Elective Course Descriptions

CSP 620: Food and Foodways: Food and foodways are integral to many aspects of cultural identity and activity, and important to consider in the development of projects in cultural and economic sustainability.  In order to comprehend a community, it is important to understand how and why that community uses food to construct and maintain identity and tradition, express values and beliefs, perform identity, present itself to the public, manage health systems, use environmental resources, and support indigenous and local economies.  

CSP 623: Environment, Culture, and Community. This course explores the interrelations and interdependencies of environment, culture and community.  Beginning with the current state of the world and its sustainability crisis, we will map out a broad canvas of global environmental issues and topics, focusing on cultural and community impacts.  Students will be exposed to a range of domestic, international, rural, and urban theaters of conflict and change, as well as the complex political, social, scientific, and methodological challenges of working at the intersection of environment, culture and community. 

CSP 625: Festivals, Events, and Performances. Culture is enacted and reenacted through the creation and experience of events large and small.  By understanding what makes events meaningful to their participants, students are better able to work with communities to enhance existing events or to develop new events that help communities to thrive. Students will learn how to manage performances, festivals, and other events.

CSP 630: Community and Economic Development. A critical feature of cultural sustainability is the development of strategies that align with economic vitality and benefit cultural practitioners. This course surveys, analyzes, and evaluates efforts of this nature: cultural tourism, schools, marketing initiatives for cultural products, and other forms of entrepreneurship.
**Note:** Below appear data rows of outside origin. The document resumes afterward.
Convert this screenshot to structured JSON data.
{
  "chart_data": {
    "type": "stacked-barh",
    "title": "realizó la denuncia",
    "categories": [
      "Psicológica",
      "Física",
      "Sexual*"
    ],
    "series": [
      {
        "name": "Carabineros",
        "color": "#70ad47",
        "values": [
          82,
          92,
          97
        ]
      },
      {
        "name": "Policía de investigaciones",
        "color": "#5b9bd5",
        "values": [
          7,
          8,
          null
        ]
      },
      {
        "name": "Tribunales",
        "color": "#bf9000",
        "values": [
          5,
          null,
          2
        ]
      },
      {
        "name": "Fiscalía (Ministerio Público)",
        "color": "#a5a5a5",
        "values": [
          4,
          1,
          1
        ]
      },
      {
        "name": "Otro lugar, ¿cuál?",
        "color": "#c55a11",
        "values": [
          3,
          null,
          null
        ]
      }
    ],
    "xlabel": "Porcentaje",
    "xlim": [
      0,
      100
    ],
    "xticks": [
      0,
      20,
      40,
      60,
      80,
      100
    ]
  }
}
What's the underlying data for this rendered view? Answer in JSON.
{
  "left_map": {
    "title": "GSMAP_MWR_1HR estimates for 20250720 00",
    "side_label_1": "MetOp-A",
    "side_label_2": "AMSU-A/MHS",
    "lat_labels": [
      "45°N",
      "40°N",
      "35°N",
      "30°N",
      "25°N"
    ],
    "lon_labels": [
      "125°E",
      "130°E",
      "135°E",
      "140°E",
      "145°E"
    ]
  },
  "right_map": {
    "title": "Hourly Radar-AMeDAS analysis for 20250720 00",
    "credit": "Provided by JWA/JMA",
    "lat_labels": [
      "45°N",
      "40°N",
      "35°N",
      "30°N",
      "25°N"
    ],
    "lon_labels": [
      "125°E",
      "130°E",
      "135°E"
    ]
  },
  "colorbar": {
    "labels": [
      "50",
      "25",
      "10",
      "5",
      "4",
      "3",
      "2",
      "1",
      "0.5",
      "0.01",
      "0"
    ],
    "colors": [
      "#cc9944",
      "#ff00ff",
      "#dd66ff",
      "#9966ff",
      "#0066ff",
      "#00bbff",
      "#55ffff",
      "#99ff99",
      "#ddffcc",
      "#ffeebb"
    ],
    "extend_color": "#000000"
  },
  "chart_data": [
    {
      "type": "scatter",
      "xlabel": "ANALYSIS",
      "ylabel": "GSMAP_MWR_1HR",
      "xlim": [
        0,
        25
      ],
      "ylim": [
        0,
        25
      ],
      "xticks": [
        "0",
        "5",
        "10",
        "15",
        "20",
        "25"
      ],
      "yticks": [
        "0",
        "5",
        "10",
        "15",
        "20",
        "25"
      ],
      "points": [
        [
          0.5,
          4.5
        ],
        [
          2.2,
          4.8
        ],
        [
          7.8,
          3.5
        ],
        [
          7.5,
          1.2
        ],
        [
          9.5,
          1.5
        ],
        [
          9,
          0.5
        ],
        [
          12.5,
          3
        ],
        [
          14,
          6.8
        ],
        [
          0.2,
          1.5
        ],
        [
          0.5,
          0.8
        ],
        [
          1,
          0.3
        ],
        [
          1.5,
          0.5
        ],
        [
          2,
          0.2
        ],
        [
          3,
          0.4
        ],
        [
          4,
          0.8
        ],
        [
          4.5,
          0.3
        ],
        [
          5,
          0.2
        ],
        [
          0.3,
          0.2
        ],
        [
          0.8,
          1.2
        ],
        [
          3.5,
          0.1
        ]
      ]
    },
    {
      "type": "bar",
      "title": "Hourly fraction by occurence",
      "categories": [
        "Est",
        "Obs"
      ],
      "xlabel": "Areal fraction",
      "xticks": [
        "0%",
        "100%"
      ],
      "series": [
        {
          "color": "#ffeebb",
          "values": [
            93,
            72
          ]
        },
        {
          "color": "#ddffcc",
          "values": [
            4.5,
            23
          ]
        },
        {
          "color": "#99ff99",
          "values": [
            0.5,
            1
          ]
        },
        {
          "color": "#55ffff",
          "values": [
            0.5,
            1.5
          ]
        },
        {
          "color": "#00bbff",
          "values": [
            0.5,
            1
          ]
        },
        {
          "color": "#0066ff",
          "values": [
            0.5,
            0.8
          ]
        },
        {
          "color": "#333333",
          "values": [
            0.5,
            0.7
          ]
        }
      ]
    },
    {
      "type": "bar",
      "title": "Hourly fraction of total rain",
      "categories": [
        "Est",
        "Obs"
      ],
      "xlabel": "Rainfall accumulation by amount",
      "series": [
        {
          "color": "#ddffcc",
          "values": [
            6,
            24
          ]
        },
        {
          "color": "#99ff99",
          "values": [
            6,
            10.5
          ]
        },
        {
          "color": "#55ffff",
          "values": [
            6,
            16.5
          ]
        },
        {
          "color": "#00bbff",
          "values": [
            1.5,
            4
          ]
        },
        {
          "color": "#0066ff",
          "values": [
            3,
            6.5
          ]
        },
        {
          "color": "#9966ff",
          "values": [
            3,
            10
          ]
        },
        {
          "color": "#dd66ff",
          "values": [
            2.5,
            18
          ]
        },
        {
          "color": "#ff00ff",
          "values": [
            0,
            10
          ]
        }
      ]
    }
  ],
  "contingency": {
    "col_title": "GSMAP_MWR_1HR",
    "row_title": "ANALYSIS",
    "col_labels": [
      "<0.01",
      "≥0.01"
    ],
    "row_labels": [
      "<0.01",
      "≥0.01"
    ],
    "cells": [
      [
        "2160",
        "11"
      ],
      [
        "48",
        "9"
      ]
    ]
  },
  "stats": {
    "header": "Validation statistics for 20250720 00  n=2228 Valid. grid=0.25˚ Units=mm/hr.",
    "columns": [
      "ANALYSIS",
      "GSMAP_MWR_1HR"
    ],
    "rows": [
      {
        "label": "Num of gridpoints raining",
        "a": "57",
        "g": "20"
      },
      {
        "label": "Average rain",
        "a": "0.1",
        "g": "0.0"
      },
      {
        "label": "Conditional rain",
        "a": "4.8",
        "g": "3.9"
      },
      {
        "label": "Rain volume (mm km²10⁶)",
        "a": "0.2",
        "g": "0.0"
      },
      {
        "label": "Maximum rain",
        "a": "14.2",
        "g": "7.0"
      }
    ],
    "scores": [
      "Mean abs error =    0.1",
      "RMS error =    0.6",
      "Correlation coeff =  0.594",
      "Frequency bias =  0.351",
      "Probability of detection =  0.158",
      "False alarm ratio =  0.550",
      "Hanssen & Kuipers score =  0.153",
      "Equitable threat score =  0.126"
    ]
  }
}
CSP 635: Interpretive Planning and Project Management. This class provides insight and guidance into the planning and implementation of cultural programming at museums and similar organizations.  Students will explore best practices and current issues pertaining to the development of interpretive approaches and their concrete implementation in these settings.

CSP 640: Exhibits, Real and Virtual. Museum exhibitions, publications, websites, and other media provide powerful tools for sustaining, strengthening, and showcasing the cultural assets and practices of communities for purposes of education, advocacy, and preservation.  Students explore the use of text, image, video, and sound in effectively telling the story of themes and issues that matter to communities.

CSP 645: Advanced Cultural Documentation and Archival Management. This course explores issues pertaining to cultural documentation at an advanced level.  Ethical, legal, and theoretical issues surround cultural documentation; this course provides further insight and guidance on these matters.  Students will receive advanced training in understanding and working with contemporary digital archival methods, and the use of advanced equipment.  Additionally, training in the management of community documentation projects will be offered.

CSP 650: Organizing Communities: Advocacy, Activism, and Social Justice. This course introduces students to the methods and perspectives of community organizing. Cultural sustainability is often a matter of social justice and self determination, and knowledge of community organizing strategies provides a critical tool for Cultural Sustainability practitioners. Organizing, advocacy, and action strategies will be shared and assessed particularly as they pertain to matters of cultural democracy.

CSP 660: Oral History. This course provides training in best practices in oral history documentation. Through hands on instruction and mentorship with oral history practice, students will develop the knowledge and skills to professionally conduct oral history research.

CSP 665  Arts of Social Change. When faced with social injustices, including threats to survival, sustenance, or culture, humans often respond creatively by making art, whether musical, verbal, or visual as a form of empowerment, education, protest, a cri de coeur, or simply the dogged resistance of steadfast practice.  Sometimes these arts draw on traditional cultural aesthetics and may represent the continued survival of defiant cultural art forms that will not be extinguished.  Other times they take on a more innovative or even radical nature, emerging as new practices, narratives, or popular expressions.  This course examines the vibrant use of arts to address social justice concerns and explores art in the context of the famous metaphoric view of art as either a mirror that reflects social reality or the hammer that shapes it.